4に防御のスキルを高める装飾品を入れ、1には炎鱗の恩恵を1上げる装飾品を入れた。

これで毒を無効化できるし防御力も高まるからそう簡単には死ななくなるだろう。

翼脚でCランク聖職者……長いからC君を支え、私は飛び立つ。

 

次はどんな手段でゾンビ共を殲滅しようか。

とりあえず黒炎核(アビスコア)を召喚してみた。

……よし、この世界では別に禁呪でもなんでもないだろうし、使うとしよう。

結構熱いが黒炎核(アビスコア)を握りつぶし、拡散させた。

それはゾンビ共の遺伝子配列を乱し、尽くが地に伏してゆく。

死の祝福(デスストリーク)という、ギィ・クリムゾンが昔使った技だ。

意外とゾンビにも効くな。

死体は黒炎獄(ヘルフレア)で燃焼させた。

……そういえば同じ名前の炎妃竜星爆(ヘルフレア)という技を開発中なんだった。

大量のエネルギー使うしやらないけどね。

 

次の生息域は山の中だった。

折角だしここら一体を破壊せずにゾンビだけを殲滅するとしよう。

叡智之王(ラジエル)の演算領域と私の膨大な魔素(エネルギー)を用いてなんかするとしよう。

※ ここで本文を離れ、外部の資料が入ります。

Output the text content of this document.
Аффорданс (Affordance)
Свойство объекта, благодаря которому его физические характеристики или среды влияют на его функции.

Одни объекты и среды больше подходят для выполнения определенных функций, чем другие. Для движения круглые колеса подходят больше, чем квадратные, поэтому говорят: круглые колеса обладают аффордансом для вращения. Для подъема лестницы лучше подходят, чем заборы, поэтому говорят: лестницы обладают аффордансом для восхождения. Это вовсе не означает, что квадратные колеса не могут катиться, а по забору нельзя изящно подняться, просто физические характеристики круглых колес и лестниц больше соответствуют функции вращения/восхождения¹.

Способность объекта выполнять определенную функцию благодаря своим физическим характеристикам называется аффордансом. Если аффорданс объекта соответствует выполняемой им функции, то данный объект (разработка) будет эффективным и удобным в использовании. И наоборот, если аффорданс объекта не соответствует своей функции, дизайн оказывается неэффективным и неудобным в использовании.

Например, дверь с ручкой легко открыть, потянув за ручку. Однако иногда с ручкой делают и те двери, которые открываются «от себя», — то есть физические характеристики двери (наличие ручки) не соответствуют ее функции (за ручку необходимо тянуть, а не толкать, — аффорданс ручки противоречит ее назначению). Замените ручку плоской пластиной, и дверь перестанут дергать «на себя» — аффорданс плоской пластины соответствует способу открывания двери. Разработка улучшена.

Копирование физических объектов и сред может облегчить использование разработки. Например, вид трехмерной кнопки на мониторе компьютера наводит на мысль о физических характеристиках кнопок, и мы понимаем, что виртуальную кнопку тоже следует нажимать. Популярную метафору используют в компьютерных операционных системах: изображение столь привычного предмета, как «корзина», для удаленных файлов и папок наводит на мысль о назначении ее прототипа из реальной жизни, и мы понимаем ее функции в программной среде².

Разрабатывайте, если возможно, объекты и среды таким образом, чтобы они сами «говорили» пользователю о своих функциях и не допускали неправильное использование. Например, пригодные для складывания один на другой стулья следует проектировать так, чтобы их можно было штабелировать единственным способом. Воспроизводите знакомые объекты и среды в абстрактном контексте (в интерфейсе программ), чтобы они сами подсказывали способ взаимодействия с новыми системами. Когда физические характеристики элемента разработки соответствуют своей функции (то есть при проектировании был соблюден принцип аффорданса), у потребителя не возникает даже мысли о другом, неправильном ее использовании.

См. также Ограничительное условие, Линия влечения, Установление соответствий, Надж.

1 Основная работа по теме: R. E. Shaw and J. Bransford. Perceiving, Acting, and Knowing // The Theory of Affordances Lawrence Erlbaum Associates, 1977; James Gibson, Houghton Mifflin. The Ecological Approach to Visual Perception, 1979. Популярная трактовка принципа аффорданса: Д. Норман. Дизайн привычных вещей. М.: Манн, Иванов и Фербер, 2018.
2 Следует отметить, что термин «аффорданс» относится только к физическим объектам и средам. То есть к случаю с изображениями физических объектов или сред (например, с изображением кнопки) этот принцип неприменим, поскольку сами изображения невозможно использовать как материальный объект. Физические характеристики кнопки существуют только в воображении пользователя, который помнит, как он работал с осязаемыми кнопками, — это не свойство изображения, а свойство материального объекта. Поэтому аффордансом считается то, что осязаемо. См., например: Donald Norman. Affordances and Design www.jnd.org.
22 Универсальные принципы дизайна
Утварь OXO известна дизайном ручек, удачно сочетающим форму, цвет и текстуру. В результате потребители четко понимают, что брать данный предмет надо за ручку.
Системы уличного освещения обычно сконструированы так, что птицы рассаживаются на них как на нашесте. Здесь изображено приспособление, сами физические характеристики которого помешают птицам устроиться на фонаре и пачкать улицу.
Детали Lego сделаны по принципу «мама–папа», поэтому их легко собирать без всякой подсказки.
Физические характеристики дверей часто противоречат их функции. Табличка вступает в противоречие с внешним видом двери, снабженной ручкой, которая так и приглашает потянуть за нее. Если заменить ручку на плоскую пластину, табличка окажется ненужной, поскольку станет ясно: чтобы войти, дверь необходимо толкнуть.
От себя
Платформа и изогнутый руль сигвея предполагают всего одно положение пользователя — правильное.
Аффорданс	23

黒炎核(アビスコア)を凝縮し、強力な重力場を発生させる。

それは黒い柱となってゾンビ共を巻き上げてゆく。

重力崩壊(グラビティーコラプス)は制御は難しいが周囲に被害を出さずに敵を一掃できる。

制御ミスったら地軸歪むかもだけど。

とりあえず、ゾンビの魂だけを回収し、肉体はある実験に使う。

全部回収して後は叡智之王(ラジエル)が色々してくれるはずだ。

肉体はあればあるほどいいから、これからはその方針でいこう。

だとすると破壊した奴は惜しかったな……。

威力の確認や情報の収集ができたし問題ないか。

炎王竜星爆(スーパーノヴァ)は燃費が悪そうに見えて威力を絞ったからそう見えただけだったとか。

 

 

 

数時間程度でゾンビの大軍を破壊して周り、気配がしなくなった。

掃討できたってことでいいかな。

そろそろ戻るかといった感じで、私は空へ飛び立とうとした。

すると、私の足を掴む者が一人。

聖職者のような恰好をした天使のような奴がそこには立っていた。

 

「全く。あれから準備を重ねて拙者の力を底上げすることに成功しつつあったというのに、ここで邪魔にあうとはな」

「誰だ、お前は」

「拙者はこの世界の神となった者である!ひれ伏せい!」

 

その法衣は凄まじい覇気を放ち、手に持つ錫杖もとてつもない輝きを放っている。

一見天使だが、どこか人間のような不気味さがあるな。

その身に纏う聖なる覇気と邪なる魔力がちぐはぐだ。

魔素(エネルギー)量は……っと、こいつかなり多いな。

普通に強そうだぞ。

 

『あいつ、二つも神話級(ゴッズ)持ってるのよさ!』

『マジか。道理で威圧感あると思ったぜ』

 

天使はこちら向いて、まるで射殺さんばかりの視線を向けてきた。

 

「前はヴェルグリンドに邪魔されたが、今回はそうはいかないのである!」

「ヴェルグリンド……?」

「破邪撃滅神光祈――ッ!」

 

なにかブツブツ言ってると思ったら、いきなり攻撃してきやがった。

C君に当たりそうだったので、咄嗟に庇う。

ぐおっ!?

こいつ、私の空間歪曲防御領域(ディストーションフィールド)を破壊してきたぞ!?

エネルギー喰うから情報遮断防御領域(シャットオフサンクチュアリ)を展開してなかったのが仇となったか。

ってぇ、C君余波で死にかけてるじゃんか。

 

「このままトドメを――」

 

預かったからにはなんとか回復しないと……。

焦る私の前には、例の天使と――

 

蒼髪の、美女?

 

突然現れた、深紅色(カーディナル)覇気(オーラ)を持つ美女がそこにはいた。